The Wildcats, who had 30 sacks during their 11 regular-season games, smothered Reed 10 times as he tried to pass and several more times on quarterback runs, so, while he rushed for 21 positive yards he, lost 81 for a net of minus-60.
Shane McNeely, the Allentown Central Catholic grad who is the leading tackler, said he didn’t think the blitz was a bigger part of the defensive scheme against Lafayette, “but when we did blitz our hair was on fire.”
The report on the Wildcats was that most of their blitzing would come on what might be considered definite passing downs, and Lafayette had way too many of those on Saturday. Reed went down on third-and-20, third-and-12, third-and-14 and fourth-and-11.
But if one hurt more than others, it may have been in the first quarter while the Leopards still trailed by only two touchdowns. Faced with a manageable fourth-and-four at the New Hampshire 35, Reed was buried by Matt Kaplan and Hayden Knudson for a 13-yard loss.
Six plays later, UNH had another touchdown on a Sean Goldrich pass to Dalton Crossan.
That’s the kind of day it was for Lafayette, which was 3-for-18 for the game on third- and fourth-down conversion attempts — and two of the successful plays came in a fourth-quarter drive after Blake Searfoss took over for his fellow freshman QB and engineered an eight-play, 58-yard drive that enabled the Leopards to avert being shut out. He passed to Mike Duncan for a 6-yard score.
Shane McNeely had seven tackles, including 1.5 sacks in the game, and one of those sacks was big because he managed to strip the ball from Reed. It was recovered by UNH teammate Sean McCann at the Lafayette 22.
On the next play, Goldrich hit wide receiver R.J. Harris on a short pass but, when Lafayette failed to make a play on the ball, Harris took it in for a touchdown.
“We were certainly outmanned at spots and that was clear from the very first series,” Tavani said. “That doesn’t have anything to do with schemes.

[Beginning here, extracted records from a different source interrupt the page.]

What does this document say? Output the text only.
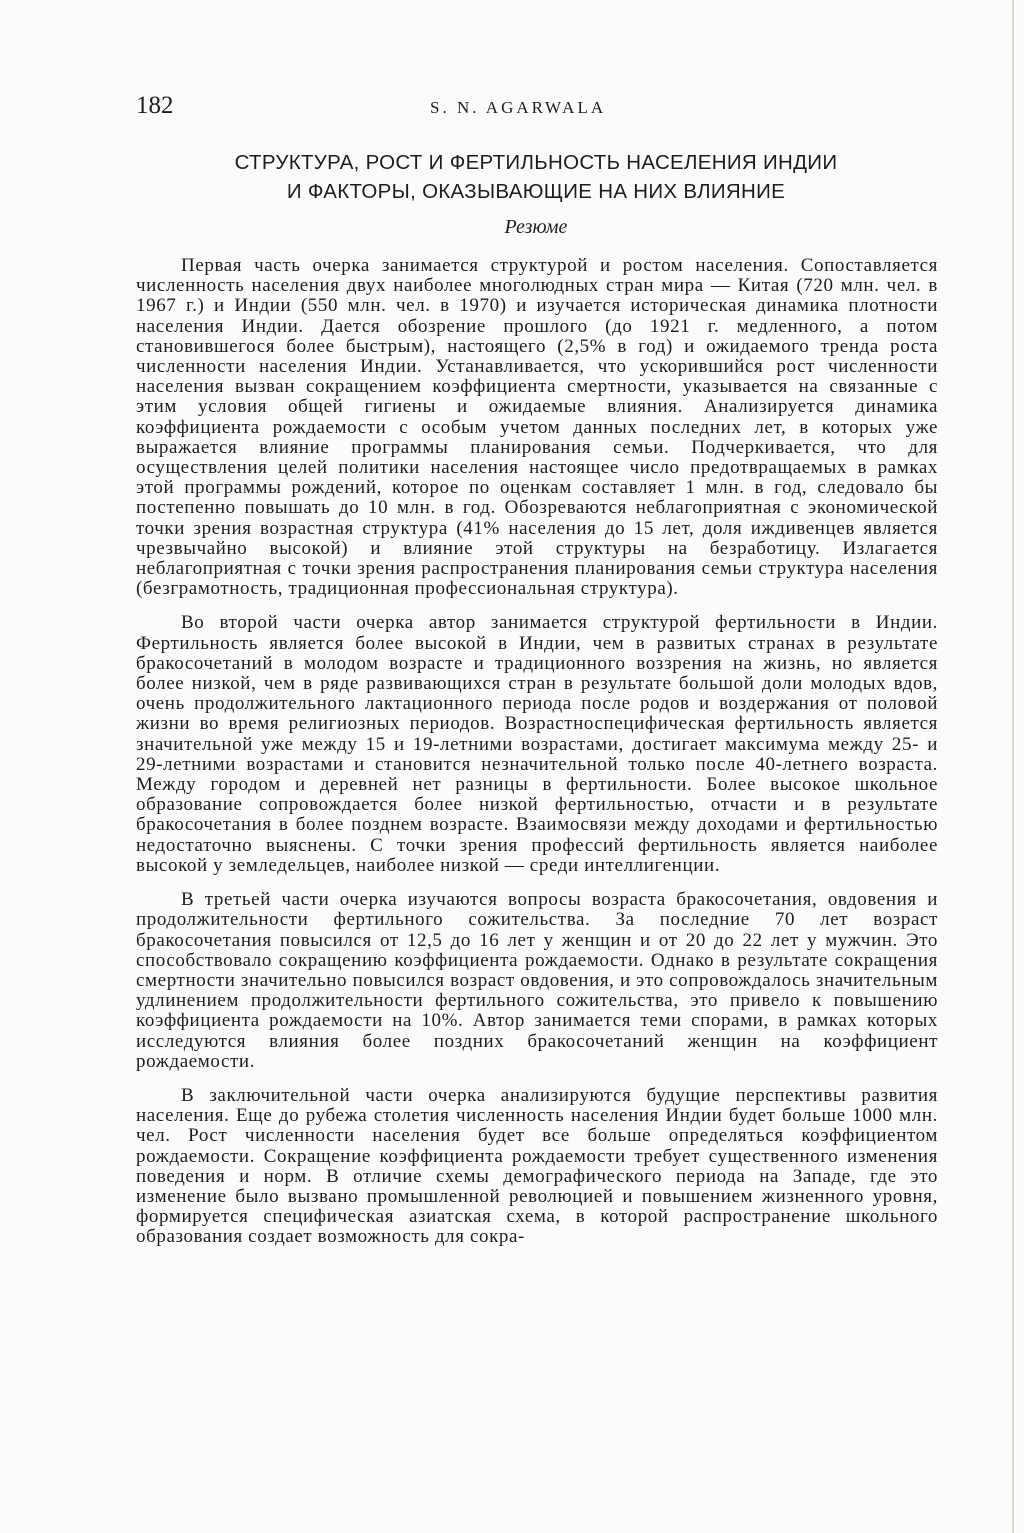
182	S. N. AGARWALA
СТРУКТУРА, РОСТ И ФЕРТИЛЬНОСТЬ НАСЕЛЕНИЯ ИНДИИ
И ФАКТОРЫ, ОКАЗЫВАЮЩИЕ НА НИХ ВЛИЯНИЕ
Резюме

Первая часть очерка занимается структурой и ростом населения. Сопоставляется численность населения двух наиболее многолюдных стран мира — Китая (720 млн. чел. в 1967 г.) и Индии (550 млн. чел. в 1970) и изучается историческая динамика плотности населения Индии. Дается обозрение прошлого (до 1921 г. медленного, а потом становившегося более быстрым), настоящего (2,5% в год) и ожидаемого тренда роста численности населения Индии. Устанавливается, что ускорившийся рост численности населения вызван сокращением коэффициента смертности, указывается на связанные с этим условия общей гигиены и ожидаемые влияния. Анализируется динамика коэффициента рождаемости с особым учетом данных последних лет, в которых уже выражается влияние программы планирования семьи. Подчеркивается, что для осуществления целей политики населения настоящее число предотвращаемых в рамках этой программы рождений, которое по оценкам составляет 1 млн. в год, следовало бы постепенно повышать до 10 млн. в год. Обозреваются неблагоприятная с экономической точки зрения возрастная структура (41% населения до 15 лет, доля иждивенцев является чрезвычайно высокой) и влияние этой структуры на безработицу. Излагается неблагоприятная с точки зрения распространения планирования семьи структура населения (безграмотность, традиционная профессиональная структура).

Во второй части очерка автор занимается структурой фертильности в Индии. Фертильность является более высокой в Индии, чем в развитых странах в результате бракосочетаний в молодом возрасте и традиционного воззрения на жизнь, но является более низкой, чем в ряде развивающихся стран в результате большой доли молодых вдов, очень продолжительного лактационного периода после родов и воздержания от половой жизни во время религиозных периодов. Возрастноспецифическая фертильность является значительной уже между 15 и 19-летними возрастами, достигает максимума между 25- и 29-летними возрастами и становится незначительной только после 40-летнего возраста. Между городом и деревней нет разницы в фертильности. Более высокое школьное образование сопровождается более низкой фертильностью, отчасти и в результате бракосочетания в более позднем возрасте. Взаимосвязи между доходами и фертильностью недостаточно выяснены. С точки зрения профессий фертильность является наиболее высокой у земледельцев, наиболее низкой — среди интеллигенции.

В третьей части очерка изучаются вопросы возраста бракосочетания, овдовения и продолжительности фертильного сожительства. За последние 70 лет возраст бракосочетания повысился от 12,5 до 16 лет у женщин и от 20 до 22 лет у мужчин. Это способствовало сокращению коэффициента рождаемости. Однако в результате сокращения смертности значительно повысился возраст овдовения, и это сопровождалось значительным удлинением продолжительности фертильного сожительства, это привело к повышению коэффициента рождаемости на 10%. Автор занимается теми спорами, в рамках которых исследуются влияния более поздних бракосочетаний женщин на коэффициент рождаемости.

В заключительной части очерка анализируются будущие перспективы развития населения. Еще до рубежа столетия численность населения Индии будет больше 1000 млн. чел. Рост численности населения будет все больше определяться коэффициентом рождаемости. Сокращение коэффициента рождаемости требует существенного изменения поведения и норм. В отличие схемы демографического периода на Западе, где это изменение было вызвано промышленной революцией и повышением жизненного уровня, формируется специфическая азиатская схема, в которой распространение школьного образования создает возможность для сокра-
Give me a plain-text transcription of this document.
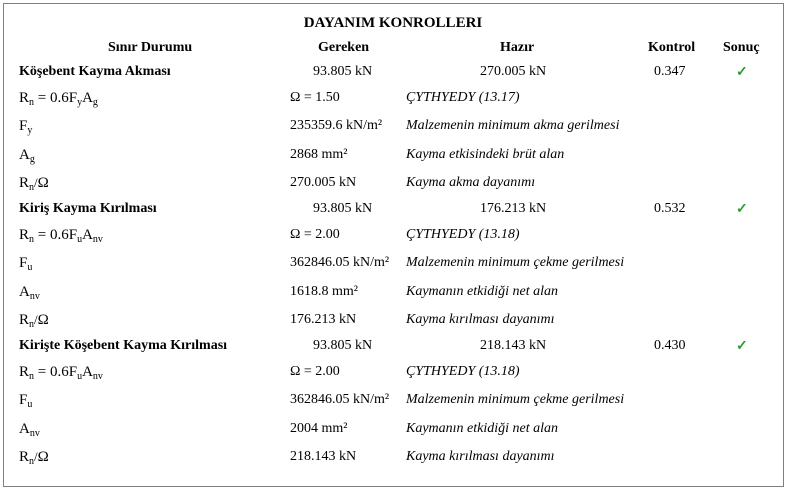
DAYANIM KONROLLERI
Sınır Durumu	Gereken	Hazır	Kontrol Sonuç
Köşebent Kayma Akması	93.805 kN	270.005 kN	0.347	✓
$R_n = 0.6F_yA_g$	Ω = 1.50	ÇYTHYEDY (13.17)
$F_y$	235359.6 kN/m² Malzemenin minimum akma gerilmesi
$A_g$	2868 mm²	Kayma etkisindeki brüt alan
$R_n/\Omega$	270.005 kN	Kayma akma dayanımı
Kiriş Kayma Kırılması	93.805 kN	176.213 kN	0.532	✓
$R_n = 0.6F_uA_{nv}$	Ω = 2.00	ÇYTHYEDY (13.18)
$F_u$	362846.05 kN/m² Malzemenin minimum çekme gerilmesi
$A_{nv}$	1618.8 mm²	Kaymanın etkidiği net alan
$R_n/\Omega$	176.213 kN	Kayma kırılması dayanımı
Kirişte Köşebent Kayma Kırılması	93.805 kN	218.143 kN	0.430	✓
$R_n = 0.6F_uA_{nv}$	Ω = 2.00	ÇYTHYEDY (13.18)
$F_u$	362846.05 kN/m² Malzemenin minimum çekme gerilmesi
$A_{nv}$	2004 mm²	Kaymanın etkidiği net alan
$R_n/\Omega$	218.143 kN	Kayma kırılması dayanımı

That’s just getting run over by individuals. It was a complete breakdown in all three phases, and when that happens, you get beat, you get handled and you get your butt kicked and there isn’t much you can say.”
New Hampshire, which, like Lafayette, started slowly this season, won for the seventh time in its last eight games, and next it will have to defeat arch rival Maine for the second time in three weeks if it is to advance in the playoffs.
The Wildcats are playing in the postseason for the 10th straight year, and that experience certainly played into their dominant performance on Saturday.
Lafayette’s young players can only hope the rude lessons learned on Nov. 30, 2013 will translate to more positive things in the years ahead.